The reason can be explained only by Iran's revolutionary dogma and institutions. To change its policies of exporting the revolution, of sponsoring and supporting terrorism, and of hostility toward the United States would require a redefinition of the regime and, in essence, its demise. Moderation in its external relations and abandonment of its pursuit of military means to attack the United States has not been adopted as Iranian policy for just this reason.

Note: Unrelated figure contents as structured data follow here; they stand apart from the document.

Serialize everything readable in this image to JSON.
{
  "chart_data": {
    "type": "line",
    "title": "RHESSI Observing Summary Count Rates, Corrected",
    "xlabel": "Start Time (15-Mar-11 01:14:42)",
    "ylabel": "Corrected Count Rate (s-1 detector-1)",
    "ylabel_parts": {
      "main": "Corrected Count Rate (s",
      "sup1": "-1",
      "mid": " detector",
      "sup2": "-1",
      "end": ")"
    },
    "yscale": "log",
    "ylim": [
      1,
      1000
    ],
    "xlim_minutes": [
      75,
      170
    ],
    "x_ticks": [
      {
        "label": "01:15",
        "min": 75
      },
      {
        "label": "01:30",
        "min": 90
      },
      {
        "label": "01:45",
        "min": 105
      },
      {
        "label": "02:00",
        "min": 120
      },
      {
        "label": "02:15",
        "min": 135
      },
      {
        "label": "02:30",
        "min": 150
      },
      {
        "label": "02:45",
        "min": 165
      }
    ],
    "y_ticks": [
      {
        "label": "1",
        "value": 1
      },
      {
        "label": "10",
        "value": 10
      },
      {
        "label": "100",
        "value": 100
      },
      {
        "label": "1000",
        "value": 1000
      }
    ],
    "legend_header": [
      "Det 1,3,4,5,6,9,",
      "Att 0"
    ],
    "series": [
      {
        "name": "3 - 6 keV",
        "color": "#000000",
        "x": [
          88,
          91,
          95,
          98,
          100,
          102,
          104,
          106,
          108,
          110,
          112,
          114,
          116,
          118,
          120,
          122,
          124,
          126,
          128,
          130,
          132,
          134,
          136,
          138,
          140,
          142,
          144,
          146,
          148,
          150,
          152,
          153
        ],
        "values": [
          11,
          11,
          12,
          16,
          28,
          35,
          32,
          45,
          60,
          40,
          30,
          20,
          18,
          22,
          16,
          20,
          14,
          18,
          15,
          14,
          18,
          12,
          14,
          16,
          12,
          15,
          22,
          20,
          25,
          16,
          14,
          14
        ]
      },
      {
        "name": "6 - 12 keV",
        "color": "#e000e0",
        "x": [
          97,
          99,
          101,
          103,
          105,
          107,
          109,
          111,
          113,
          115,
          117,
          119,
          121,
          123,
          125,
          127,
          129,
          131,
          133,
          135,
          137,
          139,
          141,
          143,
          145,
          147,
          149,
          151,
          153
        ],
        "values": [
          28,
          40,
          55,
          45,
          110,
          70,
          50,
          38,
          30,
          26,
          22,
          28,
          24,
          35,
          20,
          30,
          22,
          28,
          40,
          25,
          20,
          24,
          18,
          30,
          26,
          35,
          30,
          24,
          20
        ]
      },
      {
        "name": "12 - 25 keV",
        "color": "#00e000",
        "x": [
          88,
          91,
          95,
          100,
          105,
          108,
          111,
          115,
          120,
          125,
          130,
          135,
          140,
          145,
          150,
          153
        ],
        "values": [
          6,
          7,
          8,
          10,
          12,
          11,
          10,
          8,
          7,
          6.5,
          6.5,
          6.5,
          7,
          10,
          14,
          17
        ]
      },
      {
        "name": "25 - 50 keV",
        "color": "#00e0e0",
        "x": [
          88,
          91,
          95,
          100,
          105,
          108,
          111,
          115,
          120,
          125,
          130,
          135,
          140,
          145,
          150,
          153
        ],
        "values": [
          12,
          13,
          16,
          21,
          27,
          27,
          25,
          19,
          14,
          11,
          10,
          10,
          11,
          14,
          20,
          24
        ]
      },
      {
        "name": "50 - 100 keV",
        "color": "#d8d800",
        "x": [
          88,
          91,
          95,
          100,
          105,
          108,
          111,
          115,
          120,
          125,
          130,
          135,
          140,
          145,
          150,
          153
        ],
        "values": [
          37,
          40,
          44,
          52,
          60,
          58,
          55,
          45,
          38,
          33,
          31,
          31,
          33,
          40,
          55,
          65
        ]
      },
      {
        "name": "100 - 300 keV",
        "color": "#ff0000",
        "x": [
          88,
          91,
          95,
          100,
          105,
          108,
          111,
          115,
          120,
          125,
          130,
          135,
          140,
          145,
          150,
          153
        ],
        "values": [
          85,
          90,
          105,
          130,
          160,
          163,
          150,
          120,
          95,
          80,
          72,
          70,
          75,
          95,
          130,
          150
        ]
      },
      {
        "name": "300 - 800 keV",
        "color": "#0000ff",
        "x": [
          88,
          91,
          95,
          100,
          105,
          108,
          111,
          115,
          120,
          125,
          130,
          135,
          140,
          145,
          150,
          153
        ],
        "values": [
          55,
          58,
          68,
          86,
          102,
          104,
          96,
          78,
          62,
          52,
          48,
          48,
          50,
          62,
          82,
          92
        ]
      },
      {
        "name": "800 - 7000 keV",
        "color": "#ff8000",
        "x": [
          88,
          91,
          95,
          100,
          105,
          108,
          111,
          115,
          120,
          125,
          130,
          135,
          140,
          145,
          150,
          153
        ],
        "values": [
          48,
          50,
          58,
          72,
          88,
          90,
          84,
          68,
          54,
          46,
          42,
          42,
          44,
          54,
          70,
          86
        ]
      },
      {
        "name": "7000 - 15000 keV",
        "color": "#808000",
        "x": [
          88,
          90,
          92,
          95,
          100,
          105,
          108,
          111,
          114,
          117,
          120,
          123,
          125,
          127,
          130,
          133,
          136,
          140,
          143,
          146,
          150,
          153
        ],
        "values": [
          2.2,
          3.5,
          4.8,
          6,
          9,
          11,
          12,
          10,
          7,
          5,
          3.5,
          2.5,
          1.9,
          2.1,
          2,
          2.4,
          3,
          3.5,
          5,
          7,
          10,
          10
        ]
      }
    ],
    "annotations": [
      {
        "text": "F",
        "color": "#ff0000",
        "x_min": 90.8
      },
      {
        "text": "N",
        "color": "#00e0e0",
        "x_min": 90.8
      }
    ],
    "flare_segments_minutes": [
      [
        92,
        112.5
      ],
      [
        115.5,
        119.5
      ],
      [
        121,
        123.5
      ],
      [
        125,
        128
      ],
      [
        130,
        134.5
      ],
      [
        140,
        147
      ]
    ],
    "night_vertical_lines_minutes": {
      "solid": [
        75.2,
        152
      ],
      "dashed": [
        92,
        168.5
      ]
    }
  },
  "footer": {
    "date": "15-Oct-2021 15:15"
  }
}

While it is hoped that moderation and redefinition of the regime will be part of the future history of Iran, the United States must address the NBC threat of the current regime. Under the current religious and political structures, and with the continuing influence of the Iranian Revolutionary Guard, Iran's political and religious culture and personality will make Iran violent and extremely difficult to deter, particularly unless the United States better focuses its efforts. Iran has an active biological and chemical weapons capability, may have radiological weapons, and has exercised its forces, particularly IRGC forces, for operations in an NBC environment. NBC weapons offer Iran an indirect approach of countering the United States because they provide a means of leveraging its strengths (terror, use of ambiguity, a cult of martyrdom and death, and high risk tolerance) against the vulnerability (nonacceptance of high casualties in battle and an inability to act in the face of ambiguity) of the United States, the world's most powerful military.

While the U.S. hopes for or seeks moderation in the Iranian regime, highest priority should be placed on deterring and defending against Iranian NBC use. The approach recommended is neutralizing Iranian NBC capability through a combination of active and passive defenses and counterforce capabilities reinforced with the credible threat of putting Iran's centers of gravity in jeopardy.